The New York Times and WNYC are preparing to publish online the “value-added” ratings of 12,000 New York City teachers—an estimation of each teacher’s impact on his or her students’ standardized test scores in math or English.
Value-added, a tool developed by economists, is highly controversial, and the Times and WNYC acknowledge the measure is volatile. (To read about how value-added scores are calculated in New York, click here.) For math teachers, the margin of error in estimating a teacher’s impact on students’ test scores could be up to thirty-five points on a 100-point test; for English teachers, the margin of error could be up to fifty-three points. A state court ruled against the United Federation of Teachers’ attempt to prevent the city from releasing the data to news agencies.
In 2010, the Los Angeles Times created an online database of value-added scores, searchable by teacher name. Ever since, the question of whether to publicly release such reports has split the standards-and-accountability school reform movement. New York Mayor Mike Bloomberg and federal Secretary of Education Arne Duncan support publication with names attached. But yesterday, Bill Gates wrote a Times op-ed arguing that although value-added is a useful tool when combined with more holistic evaluation methods, such as classroom observation, he opposes releasing individual teachers’ value-added scores to the public, calling publication a “shaming” device. Teach for America founder Wendy Kopp is also on the record opposing publication.

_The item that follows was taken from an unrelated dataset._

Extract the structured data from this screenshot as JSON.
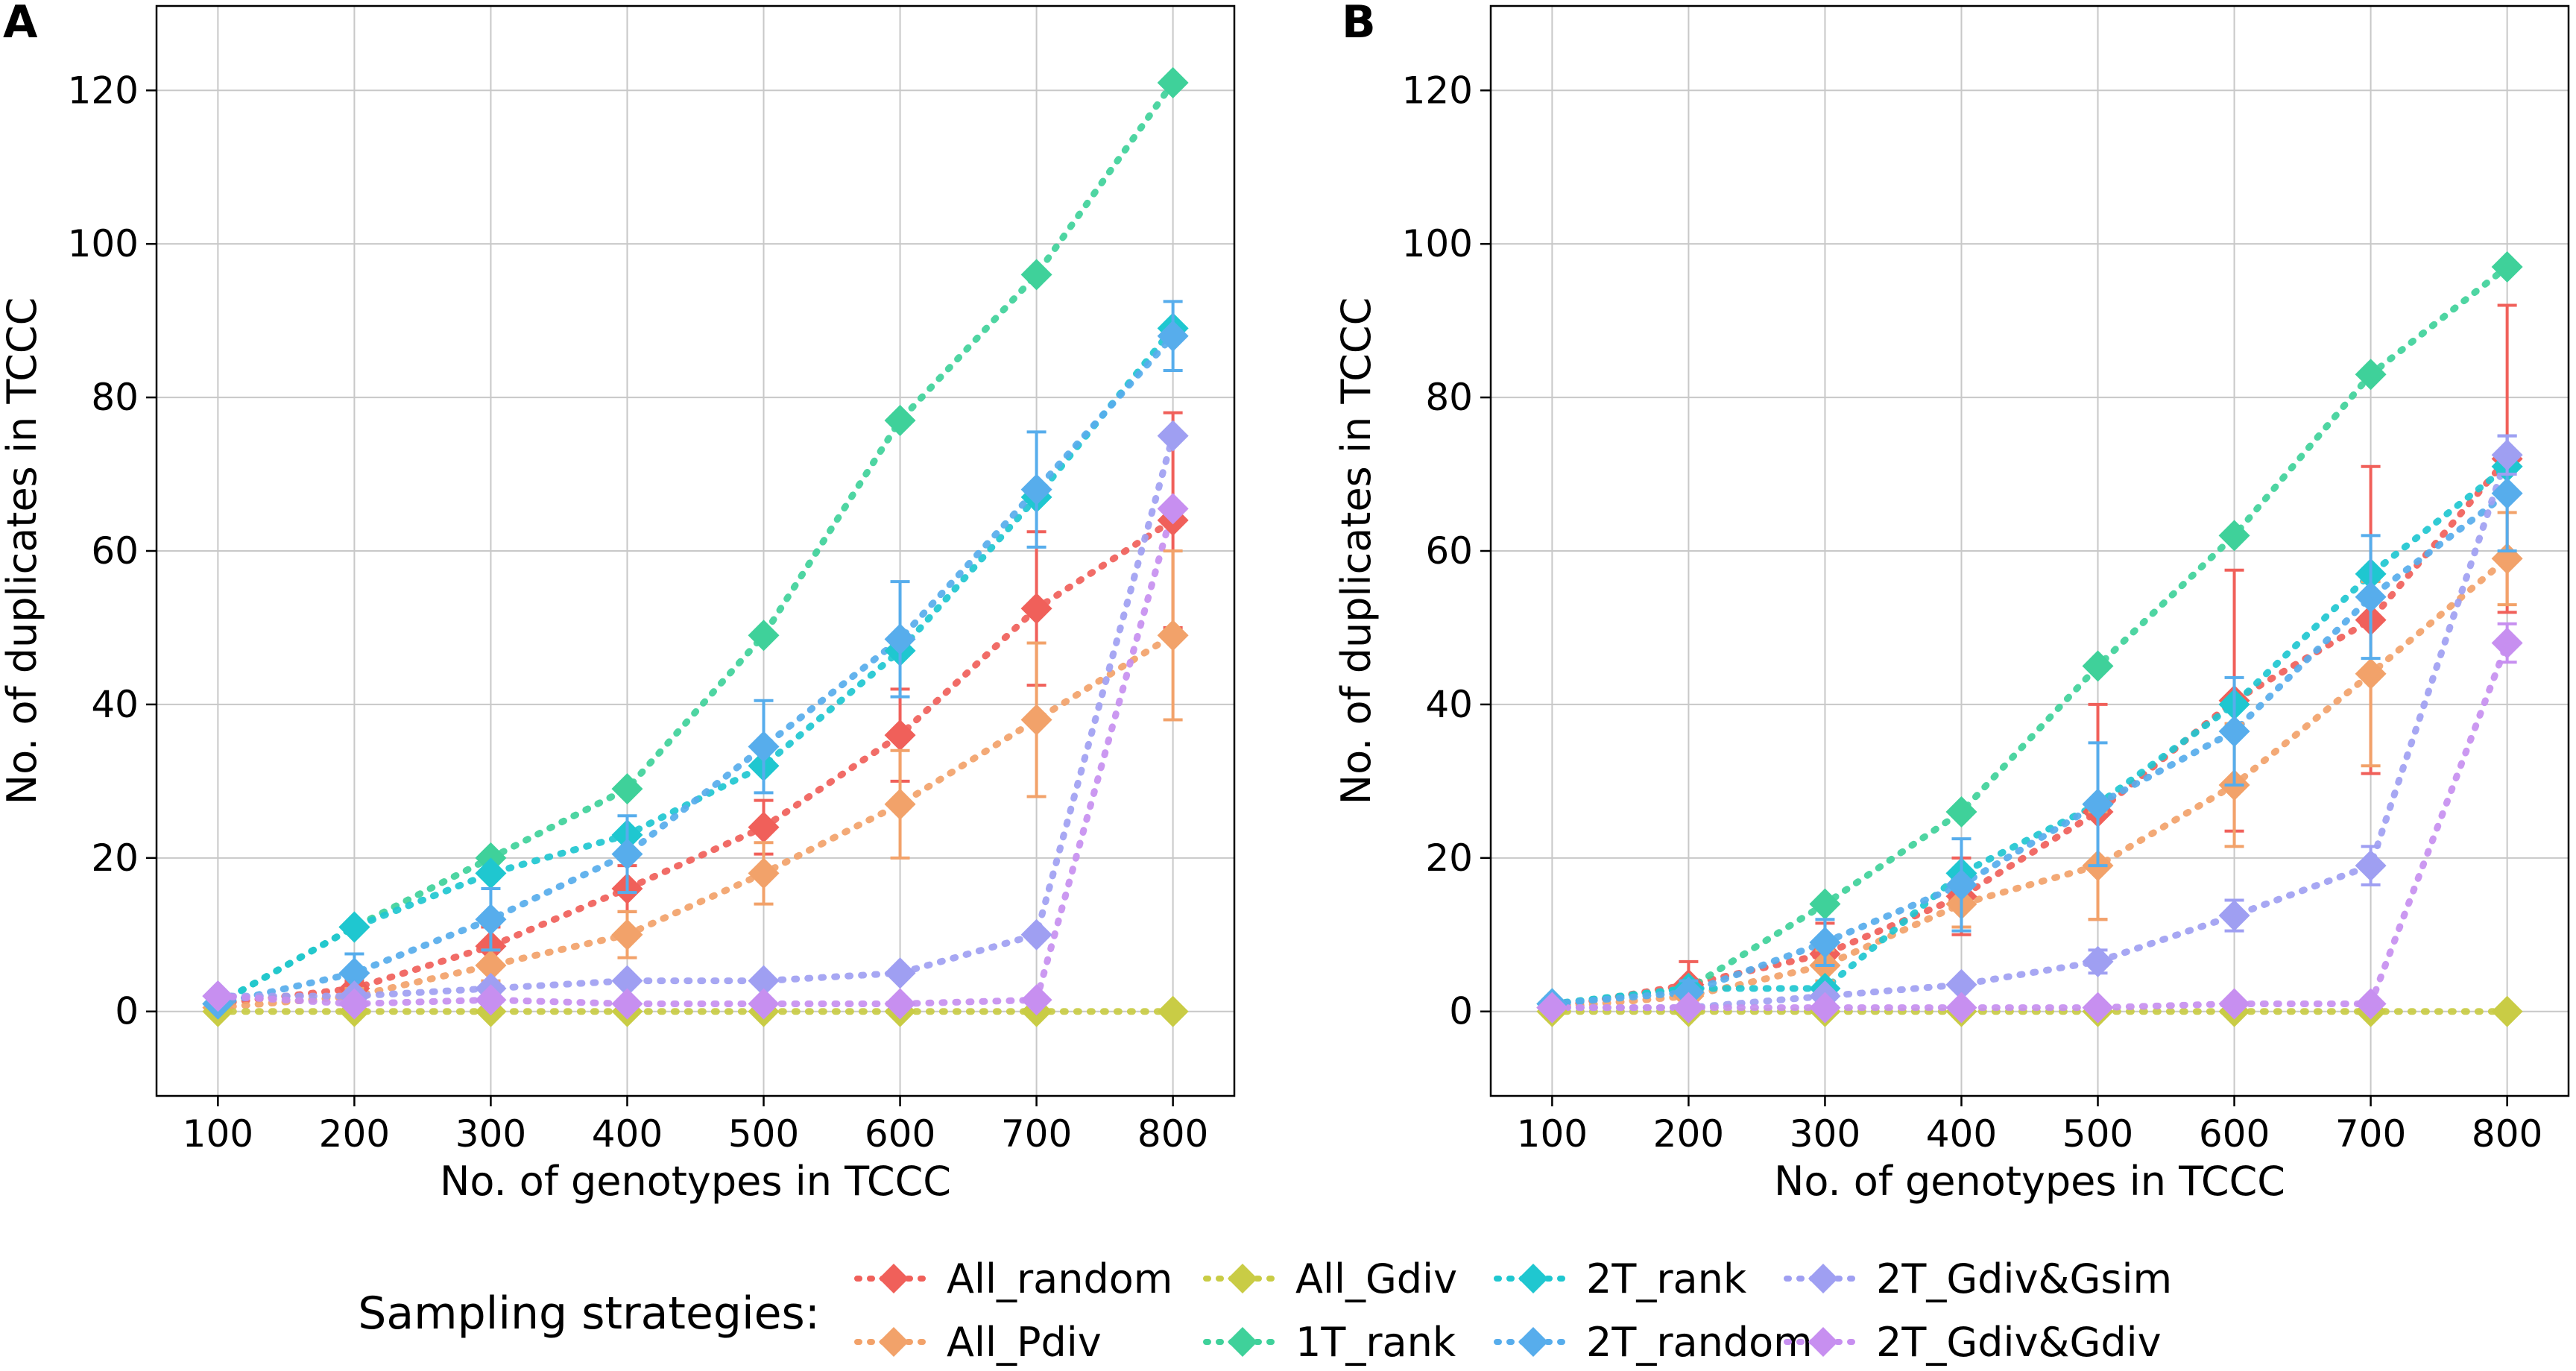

For what it’s worth, I agree with Gates and Kopp: value-added is a promising tool, but must be further refined and deployed with extreme caution. My friends at GothamSchools, the best indepdendent news source for the New York City public schools, have decided not to publish the data reports with names attached, citing value added’s high volatility from year to year, as well as questions about the reliability of New York’s standardized tests, on which the value-added scores are based. The GothamSchools team also points out that teachers who earn high value-added ratings may be teaching to the test.
Stephen Lazar, a Brooklyn public school English and social studies teacher, has published a list of what value-added can’t measure:
They don’t tell you that last year I taught 100% of our juniors who are special education students and/or English Language Learners, even though I only taught 50% of our juniors. They also don’t tell you I requested these most challenging students.
They don’t tell you that I spent six weeks in the middle of the year teaching my students how to do college-level research. I estimate this costs my students an average of 5-10 points on the Regents.
They don’t tell you that when you ask my students who are now in college why they are succeeding when most of their urban public school peers are dropping out, they name that research project as one of their top three reasons nearly every time.
They don’t tell you which of my students had a home and a healthy meal the night before the test.
Lazar’s whole list is worth a read, and reminds you just how difficult—and difficult to measure—a teacher’s work is.